The present invention relates to a method for generating frequencies in a direct conversion transceiver of a radio communication system operating in two different frequency bands, wherein a first frequency band comprises a first transmission frequency band and a first receiving frequency band, and a second frequency band comprises a second transmission frequency band and a second receiving frequency band. The invention also relates to a direct conversion transceiver of a radio communication system operating in two different frequency bands. In addition, the invention relates to the use of the method and the direct conversion transceiver in a mobile station.
It is a known method to use a reference oscillator and one or more frequency synthesizers to generate local oscillator frequencies for the transmitter and receiver. For practical reasons, the frequency of the reference oscillator is considerably lower than the local oscillator frequencies. As is generally known and as shown in FIG. 2, the frequency synthesizer consists of a phase locked loop (PLL), by which the output frequency of the VCO is locked at the reference frequency. In this loop, the reference frequency and the frequency of the voltage controlled oscillator (VCO) are taken as divided to a phase comparator, the filtered output voltage of which is the control voltage of the voltage controlled oscillator VCO. The control voltage controls the oscillator in a manner such that its frequency is locked at the frequency coming from the reference frequency branch to the phase comparator.
In a direct conversion receiver, the local oscillator frequency is generated at the received channel frequency, whereby the received baseband signal is obtained directly as the difference between the received radio frequency signal and the local oscillator frequency. Similarly, in a direct conversion transmitter the local oscillator frequency is tuned at the transmission channel, whereby in addition to the local oscillator frequency, the modulating signal is also directed to the mixer. The mixing result includes a modulated signal at the transmission frequency, which is directed through the normal filter and amplifier stages to the antenna. A direct conversion transceiver is of a simple construction; particularly the number of radio frequency blocks is smaller than in the ordinary transceivers which include intermediate frequency stages.

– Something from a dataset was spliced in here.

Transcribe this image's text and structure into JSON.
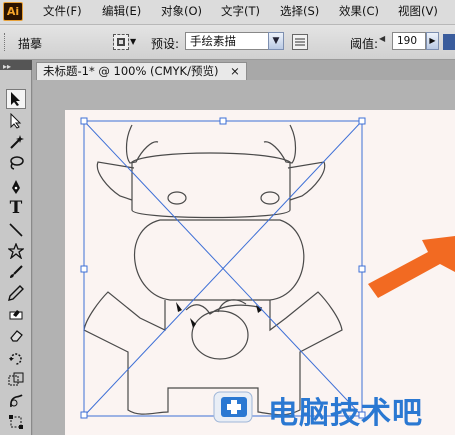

In a direct conversion transceiver, the local oscillator frequency is at the actual transmission or reception frequency. If full duplex operation is not required in the system, it is possible to implement the transceiver using only one frequency synthesizer. However, a problem is, that the tuning range of the frequency synthesizer can become very wide, because it must cover both the transmission and reception channel frequencies. Furthermore, the frequency synthesizer must be capable of removing the duplex offset frequency when switching from reception to transmission or vice versa (Duplex Separation). Implementing a dual band direct conversion transceiver, such as a GSM/PCN mobile station, with the solutions known at present practically always requires the use of at least two frequency synthesizers. In some cases as much as four separate frequency synthesizers are needed, that is, separate frequency synthesizers for both the receiver and transmitter and for both frequency bands, because the tuning range required may become too wide when only one frequency synthesizer for each frequency band is used.
In the dual band transceiver shown in FIG. 1, separate frequency synthesizers for each frequency band are used in the radio frequency part. In a mobile station, such as GSM/PCN, this means that the frequency synthesizer used in the GSM mode of operation operates in the frequency band 880 to 960 MHz, whereas the frequency synthesizer used in the PCN mode of operation operates in the frequency band 1710 to 1880 MHz.

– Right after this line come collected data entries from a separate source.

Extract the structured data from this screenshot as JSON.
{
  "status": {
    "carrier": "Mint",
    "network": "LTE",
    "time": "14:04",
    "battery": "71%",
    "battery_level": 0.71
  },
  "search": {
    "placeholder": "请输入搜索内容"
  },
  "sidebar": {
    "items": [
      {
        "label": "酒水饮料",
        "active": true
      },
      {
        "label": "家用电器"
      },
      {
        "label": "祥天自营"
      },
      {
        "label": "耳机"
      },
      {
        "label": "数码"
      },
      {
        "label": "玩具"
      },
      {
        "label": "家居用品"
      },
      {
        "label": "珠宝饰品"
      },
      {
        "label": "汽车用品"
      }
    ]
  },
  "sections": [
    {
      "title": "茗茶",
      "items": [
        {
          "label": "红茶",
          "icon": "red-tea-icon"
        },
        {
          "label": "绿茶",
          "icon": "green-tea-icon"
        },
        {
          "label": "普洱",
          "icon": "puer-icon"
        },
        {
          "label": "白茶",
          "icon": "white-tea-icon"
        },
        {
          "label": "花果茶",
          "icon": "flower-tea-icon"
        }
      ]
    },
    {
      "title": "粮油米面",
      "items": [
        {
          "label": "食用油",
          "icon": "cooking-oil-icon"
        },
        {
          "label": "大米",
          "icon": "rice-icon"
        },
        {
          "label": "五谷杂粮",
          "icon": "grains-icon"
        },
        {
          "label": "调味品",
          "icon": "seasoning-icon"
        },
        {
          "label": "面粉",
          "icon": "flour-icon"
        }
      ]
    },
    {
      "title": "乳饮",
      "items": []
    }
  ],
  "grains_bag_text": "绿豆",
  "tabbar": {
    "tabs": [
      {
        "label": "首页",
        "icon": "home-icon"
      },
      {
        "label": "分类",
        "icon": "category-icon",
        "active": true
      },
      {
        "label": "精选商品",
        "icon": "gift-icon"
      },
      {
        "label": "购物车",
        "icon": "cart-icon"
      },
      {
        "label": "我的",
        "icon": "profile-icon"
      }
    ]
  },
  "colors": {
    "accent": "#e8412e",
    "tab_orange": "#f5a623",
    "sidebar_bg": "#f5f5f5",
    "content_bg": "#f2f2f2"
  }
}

Since the PCN frequency band is about twice the GSM frequency band, it might be possible to implement a solution with only one frequency synthesizer if the PCN frequencies were generated by multiplying the frequency generated by the frequency synthesizer by two. In this case, the tuning range of the frequency synthesizer would be 855 to 940 MHz in the PCN mode of operation. Thus the tuning range of the frequency synthesizer should be 855 to 960 MHz, which is still relatively high, approximately 11.6%. The frequency offset that the frequency synthesizer should be capable of 45 MHz (Duplex Separation) is also relatively high.
One more possible implementation of the prior art solutions is to mix the frequency of the frequency synthesizer either on the transmission or reception side with a fixed frequency, 45 MHz in a GSM/PCN receiver, in order to remove the frequency offset between transmission and reception. Thus the tuning range of the frequency synthesizer can be decreased. However, in order to generate a fixed frequency, the oscillator must have a very stable frequency and it must be capable of being locked at an exact reference. This oscillator can be implemented by means of frequency synthesis, for example. The practical implementations thus resort to the use of two frequency synthesizers.
In practice, due to the requirements concerning speed, noise etc., the maximum tuning range with the frequency synthesizer is approx. 10% of the nominal frequency. The speed and noise requirements are opposed, that is, the faster change of frequency is desired, the higher is the noise of the frequency synthesizer, and, respectively, the less noise is desired, the slower is the change of frequency. The speed requirement, that is, the time allowed to move from one frequency of the frequency synthesizer to another varies between radio systems, being 600 to 800 microseconds in GSM and PCN, for example.